Senate Republicans push police use-of-force reform across the finish line

Last year, the Democrat-led majority in the Washington State Legislature pushed a police-reform agenda that many in the public and law enforcement have argued is proving to be unworkable and dangerous. Law-enforcement agencies across the state have spoken out on how the new laws are making it difficult and, in some cases, impossible to protect the public. They have been begging for lawmakers to restore some balance to policing reforms, to allow them to better do their job of protecting the communities they serve.

Today, thanks to the persistent work and clinching votes of Senate Republicans, an important bill to address the public’s concern and correct the overreach of last’s year’s reforms is now on its way to the governor’s desk.

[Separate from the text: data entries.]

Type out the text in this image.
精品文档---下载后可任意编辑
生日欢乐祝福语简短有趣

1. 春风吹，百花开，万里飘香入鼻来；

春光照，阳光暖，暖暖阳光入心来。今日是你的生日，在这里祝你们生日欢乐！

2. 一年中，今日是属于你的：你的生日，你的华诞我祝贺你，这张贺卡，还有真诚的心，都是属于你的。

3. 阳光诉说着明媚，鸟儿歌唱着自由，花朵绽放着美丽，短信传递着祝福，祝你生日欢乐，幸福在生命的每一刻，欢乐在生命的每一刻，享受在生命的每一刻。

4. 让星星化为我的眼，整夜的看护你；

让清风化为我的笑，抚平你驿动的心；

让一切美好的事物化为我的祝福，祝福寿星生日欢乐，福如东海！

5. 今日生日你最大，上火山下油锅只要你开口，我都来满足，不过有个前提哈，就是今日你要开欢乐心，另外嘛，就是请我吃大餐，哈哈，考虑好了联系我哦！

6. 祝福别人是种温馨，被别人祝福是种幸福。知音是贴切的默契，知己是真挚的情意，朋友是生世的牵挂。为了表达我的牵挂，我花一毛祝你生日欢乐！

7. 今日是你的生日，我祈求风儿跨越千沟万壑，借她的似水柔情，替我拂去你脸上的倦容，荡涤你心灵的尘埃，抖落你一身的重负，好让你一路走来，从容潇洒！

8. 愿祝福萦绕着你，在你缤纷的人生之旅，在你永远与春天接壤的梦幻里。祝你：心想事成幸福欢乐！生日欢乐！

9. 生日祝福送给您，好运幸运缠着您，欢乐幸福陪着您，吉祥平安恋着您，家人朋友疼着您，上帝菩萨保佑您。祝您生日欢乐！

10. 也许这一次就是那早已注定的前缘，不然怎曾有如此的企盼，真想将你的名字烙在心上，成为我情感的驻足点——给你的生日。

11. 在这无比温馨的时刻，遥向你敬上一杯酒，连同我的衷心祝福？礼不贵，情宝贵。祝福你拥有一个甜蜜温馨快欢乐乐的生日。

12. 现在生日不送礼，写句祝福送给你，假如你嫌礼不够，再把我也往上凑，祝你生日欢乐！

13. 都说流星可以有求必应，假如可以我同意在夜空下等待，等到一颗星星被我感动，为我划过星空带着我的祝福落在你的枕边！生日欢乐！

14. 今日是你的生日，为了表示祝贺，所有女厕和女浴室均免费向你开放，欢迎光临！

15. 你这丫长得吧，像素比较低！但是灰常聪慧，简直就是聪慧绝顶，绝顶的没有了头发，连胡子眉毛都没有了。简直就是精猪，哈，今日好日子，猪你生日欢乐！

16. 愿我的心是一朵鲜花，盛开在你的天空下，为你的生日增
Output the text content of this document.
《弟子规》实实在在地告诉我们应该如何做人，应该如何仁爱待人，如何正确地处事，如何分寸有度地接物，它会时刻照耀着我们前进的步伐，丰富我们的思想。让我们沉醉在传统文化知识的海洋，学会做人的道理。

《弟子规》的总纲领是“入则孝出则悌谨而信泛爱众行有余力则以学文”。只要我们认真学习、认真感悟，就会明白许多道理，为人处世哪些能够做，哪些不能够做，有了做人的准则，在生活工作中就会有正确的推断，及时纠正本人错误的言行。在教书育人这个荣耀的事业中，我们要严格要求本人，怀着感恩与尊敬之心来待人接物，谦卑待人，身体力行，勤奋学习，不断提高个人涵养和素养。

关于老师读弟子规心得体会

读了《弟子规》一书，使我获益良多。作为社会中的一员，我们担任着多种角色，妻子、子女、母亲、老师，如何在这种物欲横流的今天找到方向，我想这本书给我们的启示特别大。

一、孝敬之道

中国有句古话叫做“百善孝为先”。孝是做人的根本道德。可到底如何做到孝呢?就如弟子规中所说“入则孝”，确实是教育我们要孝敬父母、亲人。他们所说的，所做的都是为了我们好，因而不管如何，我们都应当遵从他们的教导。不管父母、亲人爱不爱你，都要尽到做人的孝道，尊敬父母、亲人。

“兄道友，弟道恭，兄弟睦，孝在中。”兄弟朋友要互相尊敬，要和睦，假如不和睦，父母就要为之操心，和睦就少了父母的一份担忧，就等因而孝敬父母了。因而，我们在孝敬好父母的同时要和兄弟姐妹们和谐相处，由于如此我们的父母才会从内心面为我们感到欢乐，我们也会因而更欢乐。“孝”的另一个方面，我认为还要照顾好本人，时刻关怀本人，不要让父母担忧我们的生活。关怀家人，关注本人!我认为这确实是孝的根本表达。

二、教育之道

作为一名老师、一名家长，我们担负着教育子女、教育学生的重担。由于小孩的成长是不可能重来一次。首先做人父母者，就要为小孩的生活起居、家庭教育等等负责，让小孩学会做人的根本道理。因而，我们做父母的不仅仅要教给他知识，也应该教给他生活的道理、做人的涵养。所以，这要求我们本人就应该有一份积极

“Our communities are at risk, and many citizens are now starting to realize what the Senate Republican Caucus has been saying: that the 2021 session policies are jeopardizing the safety of the public,” said Sen. Mike Padden, R-Spokane Valley. “Fortunately, we were able to secure enough Democratic votes to get this important change across the finish line and to the governor’s desk.”

Engrossed Substitute House Bill 2037 passed the Senate 32-16, led by 21 votes from the Senate Republican Caucus. The bill passed the House of Representatives last month with a bipartisan vote of 87-11. Should it become law, the measure would modify the standard for the use of physical force by peace officers and create a clear definition of physical force.

Under the bill, a peace officer may use deadly force only when necessary to protect against an imminent threat of serious physical injury or death to the officer or another person, but the measure specifically states that in “this context, necessary means that, under the totality of the circumstances, a reasonably effective alternative to the use of deadly force does not exist, and that the amount of force used was a reasonable and proportional response to the threat.”

This standard was the one advocated by law enforcement as a more balanced approach, because it takes into consideration all facts known to an officer leading up to and at the time of the use of force, and also the actions of the person police are trying to stop.

“This bill is about putting an end to the confusion and fear created by last year’s anti-police bills, which have left law enforcement unable to properly do its job,” said Padden, who is the lead Republican on the Senate Law and Justice Committee and a principal author of the Republican Safe Washington plan.

“This measure recognizes the fact that force is a necessary tool of policing, and provides a clear definition of physical force for agencies to use in training officers. It provides clear expectations, a balanced proportional approach and, most importantly, restores law enforcement’s ability to detain those committing crimes and protect Washingtonians during these dangerous times.”

Padden added, “It’s not the end of our efforts to create a Safe Washington, but it is a significant step in the right direction.”